Restoring an Elasticsearch snapshot recovers index or data stream contents from a repository after accidental deletion, corruption, or a failed migration. The restore API rebuilds the selected shards from the snapshot copy instead of relying on node-local data paths.
A restore request reads snapshot metadata from a registered snapshot repository, recreates the selected shards, and uses shard recovery to bring the restored primaries back online. The repository must already be available to the target cluster, and the snapshot, cluster, and restored index versions must be compatible. Use the same scheme, credentials, API key, and CA trust that other cluster API calls require.
A routine restore should target specific indices or data streams and keep include_global_state set to false so templates, ingest pipelines, persistent settings, and feature states are not rolled back unexpectedly. An existing open index with the same name blocks an in-place restore, while an existing closed index must have the same primary shard count as the snapshot. Elasticsearch opens restored indices automatically after recovery completes, and data stream restores need a matching data-stream-enabled index template on the target cluster.

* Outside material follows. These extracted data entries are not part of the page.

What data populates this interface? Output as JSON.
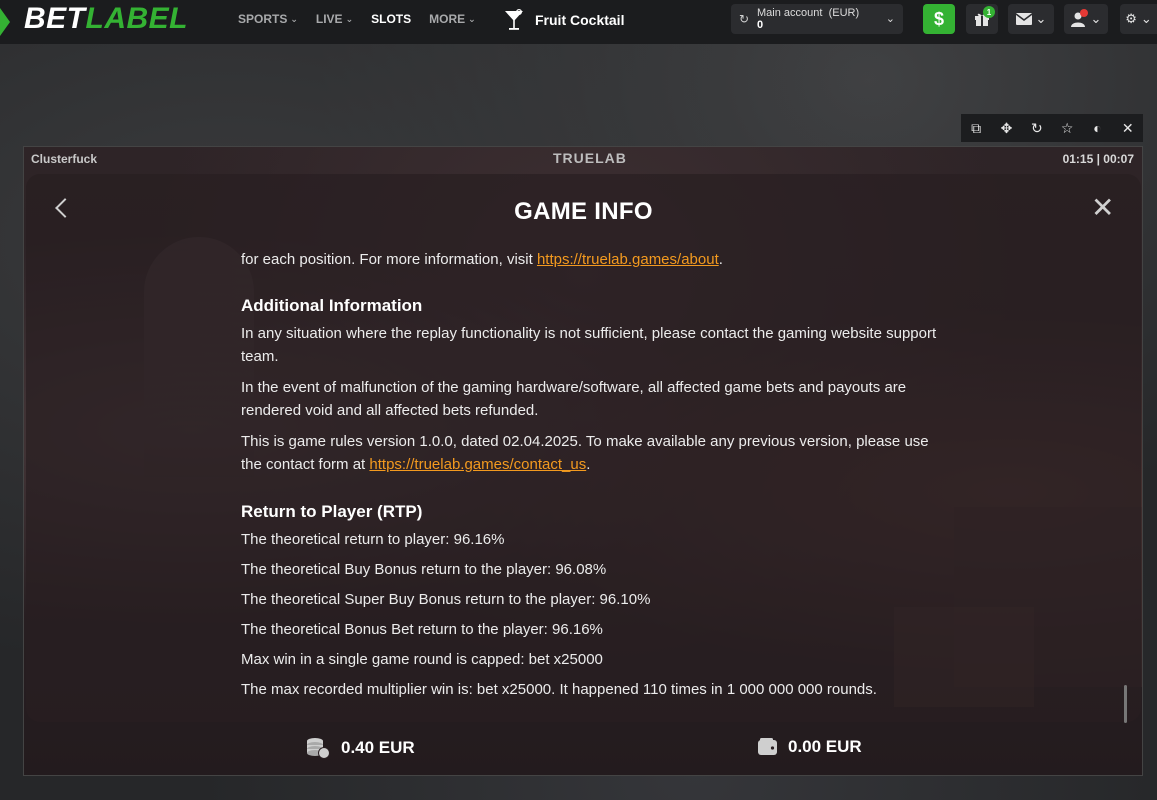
{
  "brand": {
    "logo_bet": "BET",
    "logo_label": "LABEL",
    "accent": "#34b233"
  },
  "nav": {
    "items": [
      {
        "label": "SPORTS",
        "dropdown": true
      },
      {
        "label": "LIVE",
        "dropdown": true
      },
      {
        "label": "SLOTS",
        "dropdown": false
      },
      {
        "label": "MORE",
        "dropdown": true
      }
    ],
    "game_title": "Fruit Cocktail",
    "game_icon": "cocktail-glass-icon"
  },
  "account": {
    "label": "Main account",
    "currency": "(EUR)",
    "balance": "0"
  },
  "header_icons": {
    "deposit": "$",
    "gift_badge": "1"
  },
  "game_toolbar": {
    "icons": [
      "expand-icon",
      "move-icon",
      "reload-icon",
      "star-icon",
      "toggle-icon",
      "close-icon"
    ]
  },
  "game": {
    "name": "Clusterfuck",
    "provider": "TRUELAB",
    "time": "01:15 | 00:07",
    "info": {
      "title": "GAME INFO",
      "intro_text": "for each position. For more information, visit ",
      "intro_link": "https://truelab.games/about",
      "intro_end": ".",
      "additional_heading": "Additional Information",
      "additional_p1": "In any situation where the replay functionality is not sufficient, please contact the gaming website support team.",
      "additional_p2": "In the event of malfunction of the gaming hardware/software, all affected game bets and payouts are rendered void and all affected bets refunded.",
      "additional_p3": "This is game rules version 1.0.0, dated 02.04.2025. To make available any previous version, please use the contact form at ",
      "additional_link": "https://truelab.games/contact_us",
      "additional_end": ".",
      "rtp_heading": "Return to Player (RTP)",
      "rtp_lines": [
        "The theoretical return to player: 96.16%",
        "The theoretical Buy Bonus return to the player: 96.08%",
        "The theoretical Super Buy Bonus return to the player: 96.10%",
        "The theoretical Bonus Bet return to the player: 96.16%",
        "Max win in a single game round is capped: bet x25000",
        "The max recorded multiplier win is: bet x25000. It happened 110 times in 1 000 000 000 rounds."
      ]
    },
    "bet": "0.40 EUR",
    "wallet": "0.00 EUR"
  }
}
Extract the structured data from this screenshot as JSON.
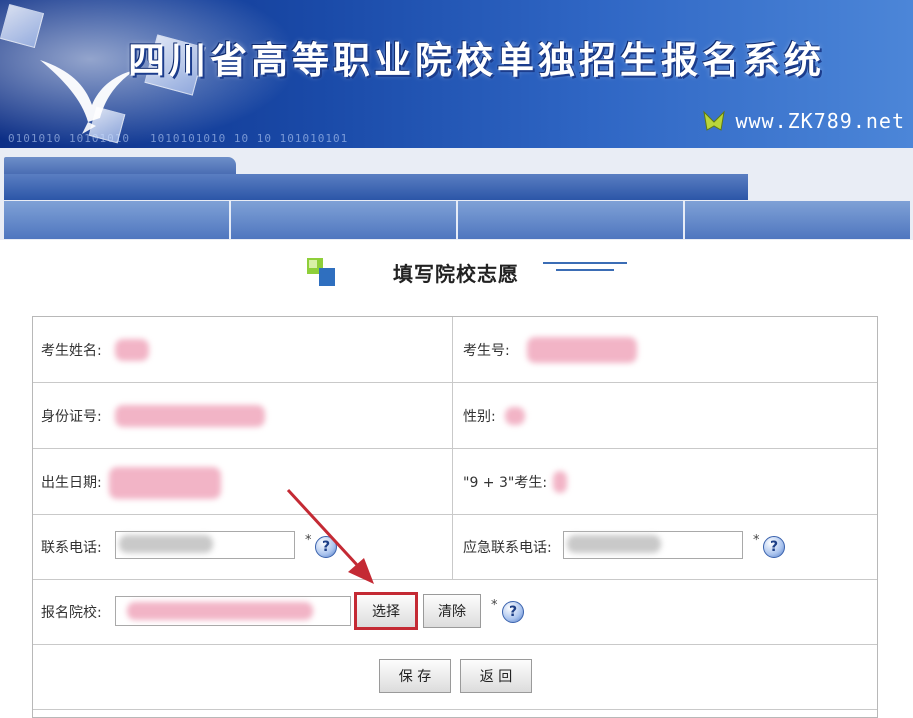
{
  "banner": {
    "title": "四川省高等职业院校单独招生报名系统",
    "site": "www.ZK789.net",
    "binary_1": "0101010 10101010",
    "binary_2": "1010101010   10 10 101010101"
  },
  "page": {
    "heading": "填写院校志愿"
  },
  "form": {
    "name_label": "考生姓名:",
    "exam_no_label": "考生号:",
    "id_label": "身份证号:",
    "gender_label": "性别:",
    "birth_label": "出生日期:",
    "nine_three_label": "\"9 + 3\"考生:",
    "phone_label": "联系电话:",
    "emergency_label": "应急联系电话:",
    "school_label": "报名院校:",
    "required_mark": "*",
    "help_glyph": "?",
    "select_button": "选择",
    "clear_button": "清除",
    "save_button": "保 存",
    "back_button": "返 回"
  },
  "colors": {
    "banner": "#1a4aa8",
    "nav": "#4f76bf",
    "highlight": "#c42a34",
    "redacted": "#f2b4c6"
  },
  "icons": [
    "bird-icon",
    "site-logo-icon",
    "heading-cube-icon",
    "help-icon",
    "annotation-arrow"
  ]
}
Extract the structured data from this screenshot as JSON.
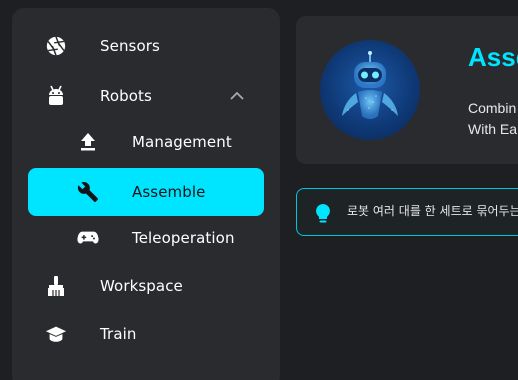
{
  "colors": {
    "accent": "#00e5ff",
    "sidebar_bg": "#2a2b2e",
    "page_bg": "#1e1f22"
  },
  "sidebar": {
    "items": [
      {
        "label": "Sensors",
        "icon": "aperture-icon",
        "level": "top"
      },
      {
        "label": "Robots",
        "icon": "android-icon",
        "level": "top",
        "expanded": true
      },
      {
        "label": "Management",
        "icon": "upload-icon",
        "level": "sub"
      },
      {
        "label": "Assemble",
        "icon": "wrench-icon",
        "level": "sub",
        "active": true
      },
      {
        "label": "Teleoperation",
        "icon": "gamepad-icon",
        "level": "sub"
      },
      {
        "label": "Workspace",
        "icon": "broom-icon",
        "level": "top"
      },
      {
        "label": "Train",
        "icon": "graduation-cap-icon",
        "level": "top"
      }
    ]
  },
  "card": {
    "title": "Asse",
    "desc_line1": "Combin",
    "desc_line2": "With Ea",
    "avatar_icon": "robot-icon"
  },
  "tip": {
    "icon": "lightbulb-icon",
    "text": "로봇 여러 대를 한 세트로 묶어두는"
  }
}
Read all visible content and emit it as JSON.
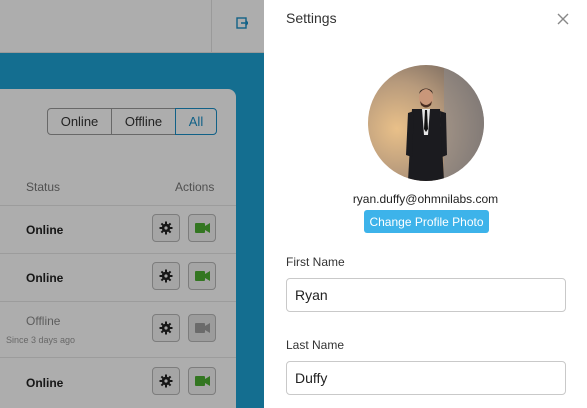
{
  "background": {
    "filters": {
      "online": "Online",
      "offline": "Offline",
      "all": "All",
      "active": "All"
    },
    "columns": {
      "status": "Status",
      "actions": "Actions"
    },
    "rows": [
      {
        "status": "Online",
        "since": "",
        "video_enabled": true
      },
      {
        "status": "Online",
        "since": "",
        "video_enabled": true
      },
      {
        "status": "Offline",
        "since": "Since 3 days ago",
        "video_enabled": false
      },
      {
        "status": "Online",
        "since": "",
        "video_enabled": true
      }
    ],
    "icons": {
      "topbar": "logout-icon",
      "settings": "gear-icon",
      "video": "video-camera-icon"
    }
  },
  "settings": {
    "title": "Settings",
    "close_icon": "close-icon",
    "email": "ryan.duffy@ohmnilabs.com",
    "change_photo_label": "Change Profile Photo",
    "first_name": {
      "label": "First Name",
      "value": "Ryan"
    },
    "last_name": {
      "label": "Last Name",
      "value": "Duffy"
    }
  },
  "colors": {
    "accent": "#3db3ea",
    "band": "#1ea2d4",
    "video_green": "#4caf32"
  }
}
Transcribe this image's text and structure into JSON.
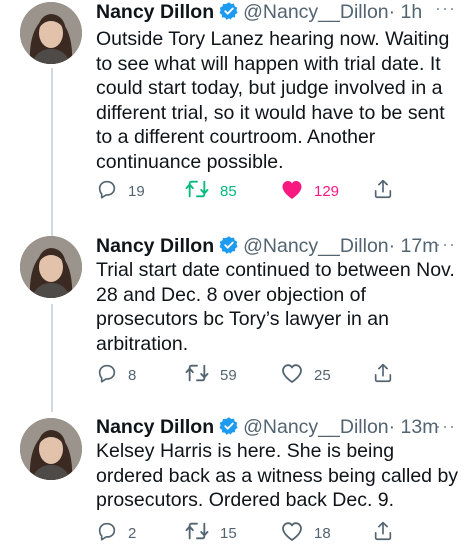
{
  "tweets": [
    {
      "author_name": "Nancy Dillon",
      "handle": "@Nancy__Dillon",
      "time": "· 1h",
      "text": "Outside Tory Lanez hearing now. Waiting to see what will happen with trial date. It could start today, but judge involved in a different trial, so it would have to be sent to a different courtroom. Another continuance possible.",
      "reply_count": "19",
      "retweet_count": "85",
      "like_count": "129",
      "liked": true,
      "retweeted": true
    },
    {
      "author_name": "Nancy Dillon",
      "handle": "@Nancy__Dillon",
      "time": "· 17m",
      "text": "Trial start date continued to between Nov. 28 and Dec. 8 over objection of prosecutors bc Tory’s lawyer in an arbitration.",
      "reply_count": "8",
      "retweet_count": "59",
      "like_count": "25",
      "liked": false,
      "retweeted": false
    },
    {
      "author_name": "Nancy Dillon",
      "handle": "@Nancy__Dillon",
      "time": "· 13m",
      "text": "Kelsey Harris is here. She is being ordered back as a witness being called by prosecutors. Ordered back Dec. 9.",
      "reply_count": "2",
      "retweet_count": "15",
      "like_count": "18",
      "liked": false,
      "retweeted": false
    }
  ],
  "more_symbol": "···",
  "icons": [
    "verified-badge-icon",
    "reply-icon",
    "retweet-icon",
    "like-icon",
    "share-icon",
    "more-icon"
  ],
  "colors": {
    "verified": "#1d9bf0",
    "like_active": "#f91880",
    "retweet_active": "#00ba7c",
    "secondary_text": "#536471",
    "thread_line": "#cfd9de"
  }
}
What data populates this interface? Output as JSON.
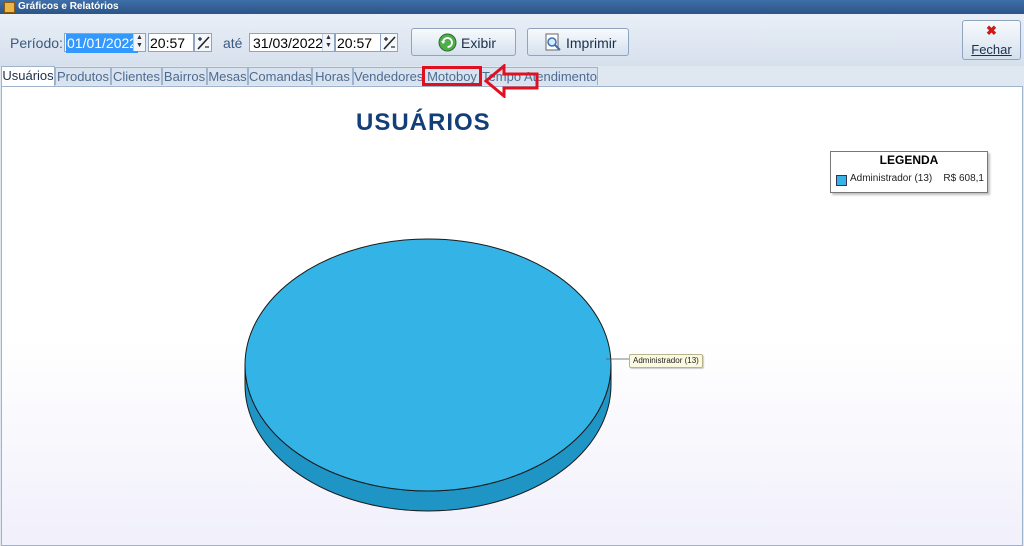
{
  "window": {
    "title": "Gráficos e Relatórios"
  },
  "toolbar": {
    "periodo_label": "Período:",
    "date_start": "01/01/2022",
    "time_start": "20:57",
    "ate_label": "até",
    "date_end": "31/03/2022",
    "time_end": "20:57",
    "exibir_label": "Exibir",
    "imprimir_label": "Imprimir",
    "fechar_label": "Fechar"
  },
  "tabs": [
    {
      "label": "Usuários",
      "active": true
    },
    {
      "label": "Produtos"
    },
    {
      "label": "Clientes"
    },
    {
      "label": "Bairros"
    },
    {
      "label": "Mesas"
    },
    {
      "label": "Comandas"
    },
    {
      "label": "Horas"
    },
    {
      "label": "Vendedores"
    },
    {
      "label": "Motoboy",
      "highlighted": true
    },
    {
      "label": "Tempo Atendimento"
    }
  ],
  "chart_data": {
    "type": "pie",
    "title": "USUÁRIOS",
    "legend_title": "LEGENDA",
    "legend_position": "top-right",
    "slices": [
      {
        "label": "Administrador (13)",
        "value_text": "R$ 608,1",
        "value": 608.1,
        "fraction": 1.0,
        "color": "#34b4e6"
      }
    ]
  },
  "colors": {
    "accent": "#123f78",
    "pie": "#34b4e6",
    "highlight": "#e01020"
  }
}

$ curl -sS --fail "http://localhost:9200/_cat/snapshots/local_fs?v" id repository status start_epoch start_time end_epoch end_time duration indices successful_shards failed_shards total_shards snapshot-restore-001 local_fs SUCCESS 1781760465 05:27:45 1781760465 05:27:45 0s 1 1 0 1
CAT snapshot output is intended for operator checks in the terminal. Use the get snapshot API in the next step when the restore decision depends on the exact snapshot contents.
$ curl -sS --fail "http://localhost:9200/_snapshot/local_fs/snapshot-restore-001?pretty&filter_path=snapshots.snapshot,snapshots.indices,snapshots.data_streams,snapshots.include_global_state,snapshots.feature_states,snapshots.state"
{
"snapshots" : [
{
"snapshot" : "snapshot-restore-001",
"indices" : [
"logs-2026.04"
],
"data_streams" : [ ],
"include_global_state" : false,
"state" : "SUCCESS",
"feature_states" : [ ]
}
]
}
The get snapshot API is the exact source of snapshot contents. If the expected index is missing here, it was not captured in that snapshot. When feature_states is non-empty, restoring system data requires the matching feature-state workflow.
$ curl -sS -o /dev/null -w "%{http_code}\n" "http://localhost:9200/logs-2026.04"
200
A response of 200 indicates the index exists, while 404 indicates no index exists to close.
$ curl -sS --fail -X POST "http://localhost:9200/logs-2026.04/_close?pretty"
{
"acknowledged" : true,
"shards_acknowledged" : true,
"indices" : {
"logs-2026.04" : {
"closed" : true
}
}
}
Elasticsearch can restore over an existing index only when it is closed and has the same number of primary shards as the snapshot. If the current index must stay online, restore under a new name with rename_pattern and rename_replacement instead.
$ curl -sS --fail -H "Content-Type: application/json" -X POST "http://localhost:9200/_snapshot/local_fs/snapshot-restore-001/_restore?pretty" -d '{
"indices": "logs-2026.04",
"include_global_state": false
}'
{
"accepted" : true
}
Leaving include_global_state at true can roll back persistent cluster settings, templates, ingest pipelines, and other stack metadata that may affect unrelated workloads.
$ curl -sS --fail "http://localhost:9200/_cat/recovery/logs-2026.04?v&h=index,shard,type,stage,repository,snapshot,files_percent,bytes_percent" index shard type stage repository snapshot files_percent bytes_percent logs-2026.04 0 snapshot done local_fs snapshot-restore-001 100.0% 100.0%
The CAT recovery API is convenient for operator checks. For automation or deeper detail, use the index recovery API at GET /logs-2026.04/_recovery.
$ curl -sS --fail "http://localhost:9200/_cat/indices/logs-2026.04?v&h=health,status,index,pri,rep,docs.count" health status index pri rep docs.count green open logs-2026.04 1 0 1
Elasticsearch opens restored indices automatically when recovery succeeds, so a separate _open request is not required in the normal flow.
$ curl -sS --fail "http://localhost:9200/logs-2026.04/_count?pretty"
{
"count" : 1,
"_shards" : {
"total" : 1,
"successful" : 1,
"skipped" : 0,
"failed" : 0
}
}
A count of 1 matches the snapshot-era data in this example and confirms the restored index is searchable.